Goodbye rainy Tuesday
Tuesday was an unusual day.
I’ve been a bit tired lately, and I have always considered myself solar-powered.
The cold is already taking a toll.
When I woke up in the summer, the sun was already peeking out bright and early. Since October began, I’ve been waking up in utter darkness. I am trying to adjust and accept winter before it gets here, but it seems to be getting here quicker than ever. We have a week before we turn the clocks back.
I’ve been back in Pittsburgh for five years and the coldness still surprises me. In a way, it’s my own fault; it’s sort of being surprised by your own face in the mirror every morning. Of course, that probably just happened to Renee Zellweger Tuesday.
The point is, I don’t do cold and rainy well. I am bad at dreary; the wet, pervasive cold of autumnal Pittsburgh.
Side note: Yes, I would like to smack some of those cheerful “It’s sweater weather” people. I confess part of the problem is my skin tone. I don’t look good in fall clothing.
I had an orange pullover once. I looked like a pumpkin in it. My face also sort of had an orange glow when I wore it. I was a nuclear jack-o’-lantern. When I wear brown, I sort of blend into it.
Put me in brown corduroy and a brown sweater and I could probably hide in the forest. I look like a sequoia. I am Groot.
But I digress, like I do. Tuesday morning, I woke up to incessant beeping. It wasn’t my alarm clock. It was a line of cars behind me as I sat at a green light.
I barely remember getting up, showering and getting dressed. It was like I was in a five-second coma. The questions, “Where am I? What am I doing here?” were followed by the statement, “I need caffeine.”
A few minutes later, while still driving, I reached down and felt my empty pocket. I panicked. I couldn’t find my keys.
I will reiterate; it happened while I was driving. Anyone want to guess where the keys were? Somewhere there’s a Prius owner reading this and saying, “I don’t get it.” The answer should be obvious to anyone who drives a car as old as mine.

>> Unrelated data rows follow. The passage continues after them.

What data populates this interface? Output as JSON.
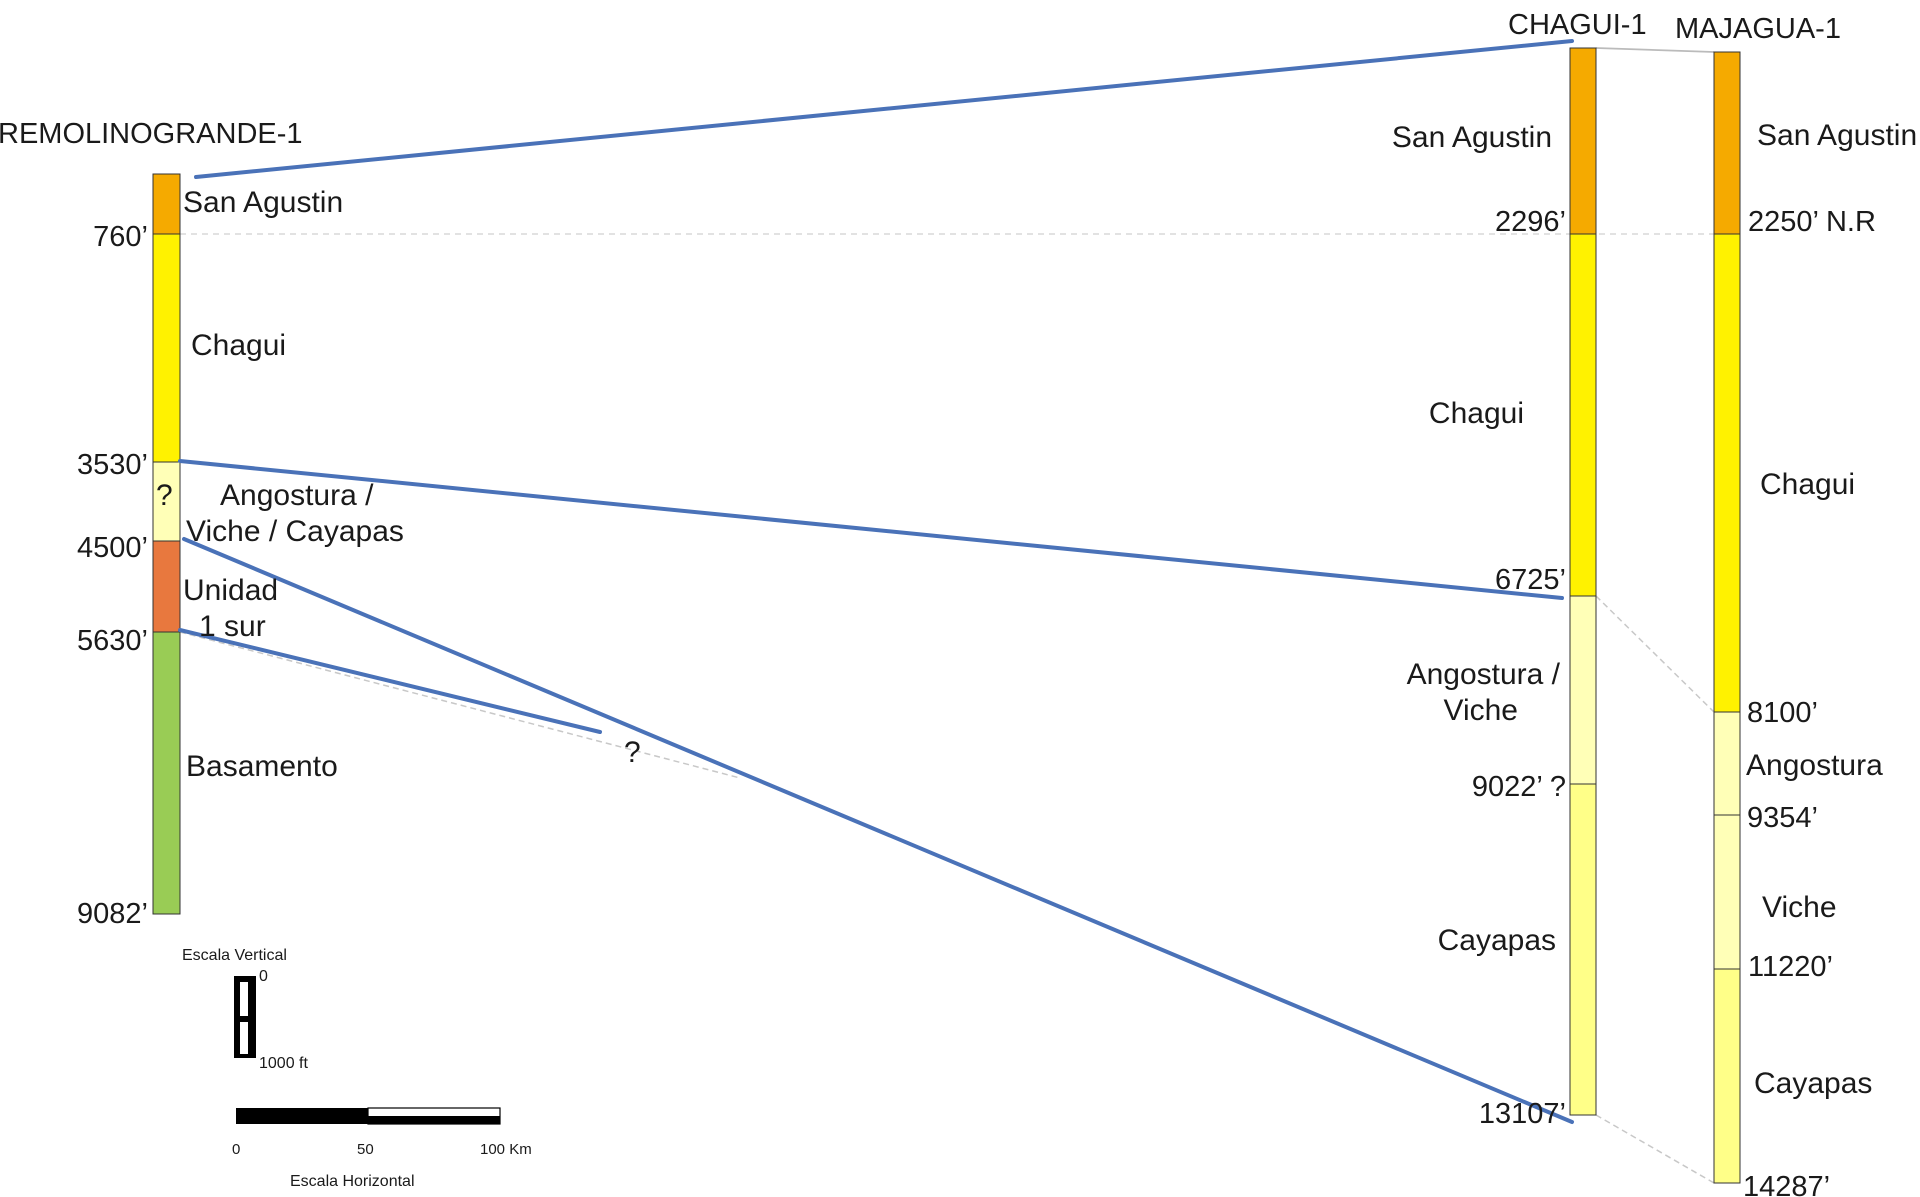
{
  "colors": {
    "san_agustin": "#F5AA00",
    "chagui": "#FFF200",
    "angostura_viche": "#FFFFB7",
    "cayapas": "#FFFF88",
    "unidad_1_sur": "#E8783E",
    "basamento": "#99CC55",
    "correlation_line": "#4A72B8",
    "tie_line": "#BBBBBB"
  },
  "wells": {
    "remolino": {
      "name": "REMOLINOGRANDE-1",
      "units": {
        "san_agustin": "San Agustin",
        "chagui": "Chagui",
        "angostura": "Angostura /\nViche / Cayapas",
        "unidad": "Unidad\n1 sur",
        "basamento": "Basamento",
        "question": "?"
      },
      "depths": {
        "d760": "760’",
        "d3530": "3530’",
        "d4500": "4500’",
        "d5630": "5630’",
        "d9082": "9082’"
      }
    },
    "chagui": {
      "name": "CHAGUI-1",
      "units": {
        "san_agustin": "San Agustin",
        "chagui": "Chagui",
        "angostura": "Angostura /\nViche",
        "cayapas": "Cayapas"
      },
      "depths": {
        "d2296": "2296’",
        "d6725": "6725’",
        "d9022": "9022’ ?",
        "d13107": "13107’"
      }
    },
    "majagua": {
      "name": "MAJAGUA-1",
      "units": {
        "san_agustin": "San Agustin",
        "chagui": "Chagui",
        "angostura": "Angostura",
        "viche": "Viche",
        "cayapas": "Cayapas"
      },
      "depths": {
        "d2250": "2250’ N.R",
        "d8100": "8100’",
        "d9354": "9354’",
        "d11220": "11220’",
        "d14287": "14287’"
      }
    }
  },
  "correlation_question": "?",
  "vertical_scale": {
    "title": "Escala Vertical",
    "zero": "0",
    "max": "1000 ft"
  },
  "horizontal_scale": {
    "title": "Escala Horizontal",
    "ticks": [
      "0",
      "50",
      "100 Km"
    ]
  }
}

After I parked the car, I hunkered down in my hoodie and walked to the coffee shop in a stinging drizzle. Then, I heard an angry woman yell out, “Who is that?” As I opened the door to Au Bon Pain, the very same woman pulled the hoodie from my head, turned me around and stared at me. I didn’t know her, and she didn’t know me.
I must own the same hoodie as her ex-husband or something. She was angry and then immediately confused. It was a bizarre encounter.
I want to say I dreamed it, but I was, at this point, finally awake.
I hadn’t even had my caffeine yet, but the weirdness of my day finally woke me up.
Goodbye rainy Tuesday. Still, I’m going to miss you.